Over the last weeks, since Ronnie has been nominated for SPOTY, the sport’s gouverning body has actively encouraged fans to vote for him. There have been other player’s interviews, articles and mentions in commentary.
O’Sullivan A ‘Figurehead For Snooker’
Journalist and commentator David Hendon believes that Ronnie O’Sullivan has had a huge impact on snooker’s global popularity and his nomination for BBC Sports Personality of the Year is well overdue.
O’Sullivan has won 37 ranking titles and 20 Triple Crown events in a remarkable career, and this year became World Champion for the sixth time. For the first time, he is on the shortlist for the BBC award, alongside Lewis Hamilton, Hollie Doyle, Stuart Broad, Jordan Henderson and Tyson Fury.
You can vote for O’Sullivan this Sunday (December 20th) by telephone or online. For details of how to vote on the night, click here.
Hendon, who commentates for broadcasters including Eurosport and ITV, said: “It is long overdue when you consider his achievements over the past 30 years. A lot of us thought that it would happen in 2013 when he won the World Championship after a year off. There is a lot happening in the world of sport every year so it is difficult to get on to that shortlist. But when you look at what he has achieved in snooker – which is so popular on television – it’s amazing it has taken this long. Thank goodness he is on it this year.
“For many new fans of snooker he is a gateway into it. They might be flicking through the channels late at night, might have never seen snooker before. If he is playing, there is something about him as a character which draws people in. A lot of fans say that the first player they enjoy watching is Ronnie, and then they become interested in the sport.
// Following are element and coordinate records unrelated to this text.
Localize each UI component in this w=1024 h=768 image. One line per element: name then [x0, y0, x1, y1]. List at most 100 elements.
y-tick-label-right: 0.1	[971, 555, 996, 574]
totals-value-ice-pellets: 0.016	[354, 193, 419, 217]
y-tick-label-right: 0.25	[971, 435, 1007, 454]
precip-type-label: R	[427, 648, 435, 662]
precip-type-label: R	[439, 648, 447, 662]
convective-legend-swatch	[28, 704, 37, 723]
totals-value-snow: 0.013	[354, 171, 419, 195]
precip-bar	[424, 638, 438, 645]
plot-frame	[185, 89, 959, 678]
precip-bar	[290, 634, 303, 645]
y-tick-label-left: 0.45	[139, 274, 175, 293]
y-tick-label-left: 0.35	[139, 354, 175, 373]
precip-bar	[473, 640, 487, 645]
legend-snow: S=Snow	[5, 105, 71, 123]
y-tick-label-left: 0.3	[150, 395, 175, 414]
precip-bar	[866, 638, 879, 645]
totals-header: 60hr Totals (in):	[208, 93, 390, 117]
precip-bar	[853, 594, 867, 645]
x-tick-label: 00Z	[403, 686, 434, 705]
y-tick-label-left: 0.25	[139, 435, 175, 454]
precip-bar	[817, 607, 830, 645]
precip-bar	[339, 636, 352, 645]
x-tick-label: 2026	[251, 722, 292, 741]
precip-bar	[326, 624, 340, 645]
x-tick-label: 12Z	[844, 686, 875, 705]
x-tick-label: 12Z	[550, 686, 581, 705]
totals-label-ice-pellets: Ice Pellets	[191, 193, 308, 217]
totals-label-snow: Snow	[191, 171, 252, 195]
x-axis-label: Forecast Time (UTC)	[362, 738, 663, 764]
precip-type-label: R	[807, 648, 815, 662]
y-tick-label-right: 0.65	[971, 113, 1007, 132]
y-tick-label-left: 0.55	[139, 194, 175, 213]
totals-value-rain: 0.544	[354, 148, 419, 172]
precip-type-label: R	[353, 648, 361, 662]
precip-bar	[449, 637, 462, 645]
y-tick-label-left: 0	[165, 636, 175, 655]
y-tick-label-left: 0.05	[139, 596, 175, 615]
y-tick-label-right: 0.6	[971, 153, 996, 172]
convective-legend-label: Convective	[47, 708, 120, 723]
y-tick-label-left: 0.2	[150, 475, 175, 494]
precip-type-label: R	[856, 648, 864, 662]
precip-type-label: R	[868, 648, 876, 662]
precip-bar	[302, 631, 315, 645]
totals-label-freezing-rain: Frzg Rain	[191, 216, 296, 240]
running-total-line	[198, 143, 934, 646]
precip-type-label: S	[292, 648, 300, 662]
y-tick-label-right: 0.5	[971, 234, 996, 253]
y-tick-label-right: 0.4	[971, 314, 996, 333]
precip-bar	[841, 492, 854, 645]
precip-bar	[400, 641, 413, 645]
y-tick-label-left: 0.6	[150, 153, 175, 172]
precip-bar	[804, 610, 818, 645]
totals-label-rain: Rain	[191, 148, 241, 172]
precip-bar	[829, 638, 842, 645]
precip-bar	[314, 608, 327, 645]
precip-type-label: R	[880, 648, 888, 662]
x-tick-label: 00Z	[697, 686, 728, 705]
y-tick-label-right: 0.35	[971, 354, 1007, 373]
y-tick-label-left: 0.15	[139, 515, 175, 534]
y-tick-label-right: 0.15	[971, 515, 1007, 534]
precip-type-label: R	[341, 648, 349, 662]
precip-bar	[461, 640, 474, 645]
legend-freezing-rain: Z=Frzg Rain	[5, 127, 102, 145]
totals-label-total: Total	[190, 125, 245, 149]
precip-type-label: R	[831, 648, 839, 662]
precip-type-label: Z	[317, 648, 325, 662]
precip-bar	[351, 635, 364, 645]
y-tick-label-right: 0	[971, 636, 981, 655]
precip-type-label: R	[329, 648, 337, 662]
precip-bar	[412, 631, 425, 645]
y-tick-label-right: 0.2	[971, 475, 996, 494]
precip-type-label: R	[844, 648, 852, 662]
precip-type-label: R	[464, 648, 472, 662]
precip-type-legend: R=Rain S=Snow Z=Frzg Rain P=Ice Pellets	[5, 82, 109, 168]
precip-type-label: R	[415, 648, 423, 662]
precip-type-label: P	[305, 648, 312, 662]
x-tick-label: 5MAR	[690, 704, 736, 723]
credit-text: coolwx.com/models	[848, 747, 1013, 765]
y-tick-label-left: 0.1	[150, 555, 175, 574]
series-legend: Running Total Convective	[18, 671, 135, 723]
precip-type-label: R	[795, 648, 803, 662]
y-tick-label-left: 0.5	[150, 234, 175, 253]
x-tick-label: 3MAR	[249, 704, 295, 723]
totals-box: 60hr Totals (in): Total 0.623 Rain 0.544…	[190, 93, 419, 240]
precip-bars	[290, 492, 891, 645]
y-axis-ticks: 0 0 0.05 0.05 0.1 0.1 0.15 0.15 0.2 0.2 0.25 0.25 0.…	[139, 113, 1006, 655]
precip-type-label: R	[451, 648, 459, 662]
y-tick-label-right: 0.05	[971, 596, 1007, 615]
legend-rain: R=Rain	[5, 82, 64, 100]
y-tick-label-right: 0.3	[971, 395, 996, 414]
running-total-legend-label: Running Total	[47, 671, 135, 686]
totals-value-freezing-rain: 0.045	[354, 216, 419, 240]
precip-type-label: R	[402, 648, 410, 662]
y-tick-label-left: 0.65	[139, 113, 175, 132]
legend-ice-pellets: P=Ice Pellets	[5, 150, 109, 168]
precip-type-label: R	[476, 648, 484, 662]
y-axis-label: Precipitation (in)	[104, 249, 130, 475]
There was a guy from Kyrgyzstan the other day tweeting about the fact that he can’t play snooker in his country, but he loves watching Ronnie play. He is a worldwide figure, and a figurehead for snooker.
“He is a bit of a veteran now and you wouldn’t expect kids aged 12 or 13 to look up to someone of that age. But he doesn’t seem like a veteran because he is still playing the same type of attractive snooker he has always done, albeit with a bit more discipline in his game which is why he has stayed at the top level.
“The fact that he won the World Championship at the age of 44 is incredible. You can’t compare him to many other sportsmen in terms of how long he has been at the top – perhaps Phil Taylor in darts. You look at the players Ronnie has competed against – when he started, Steve Davis and Jimmy White were still top players. Then there was Stephen Hendry, John Higgins, Mark Williams, and now he is competing against the newer players like Judd Trump. His longevity is phenomenal.”
Even if you don’t like Ronnie, you should vote for him tonight if you can.
Why? Because it’s not about him, it’s about snooker and its status as a sport.
When snooker was at its most popular, between 1981 and 1990, it got into the “last three” on seven occasions. Steve Davis is the only snooker player who ever won it, in 1988, but he made it to the last three on five occasions, finishing second in 1981 and 1987, third in 1984 and 1989. This is a record that he shares only with Lewis Hamilton. Other than that theere were second places for Alex Higgins (1982) and Stephen Hendry (1990). Since then? Nothing,
It’s been thirthy years. For whatever reason snooker has been snubbed, seen as some second rate sport, if a sport at all. Countless times, BBC has “cut” live snooker matches broadcasting in favour of pre-recorded programs or re-runs of previously shown content.
If you love your snooker, this is an opportunity to bring it in the spotligths again.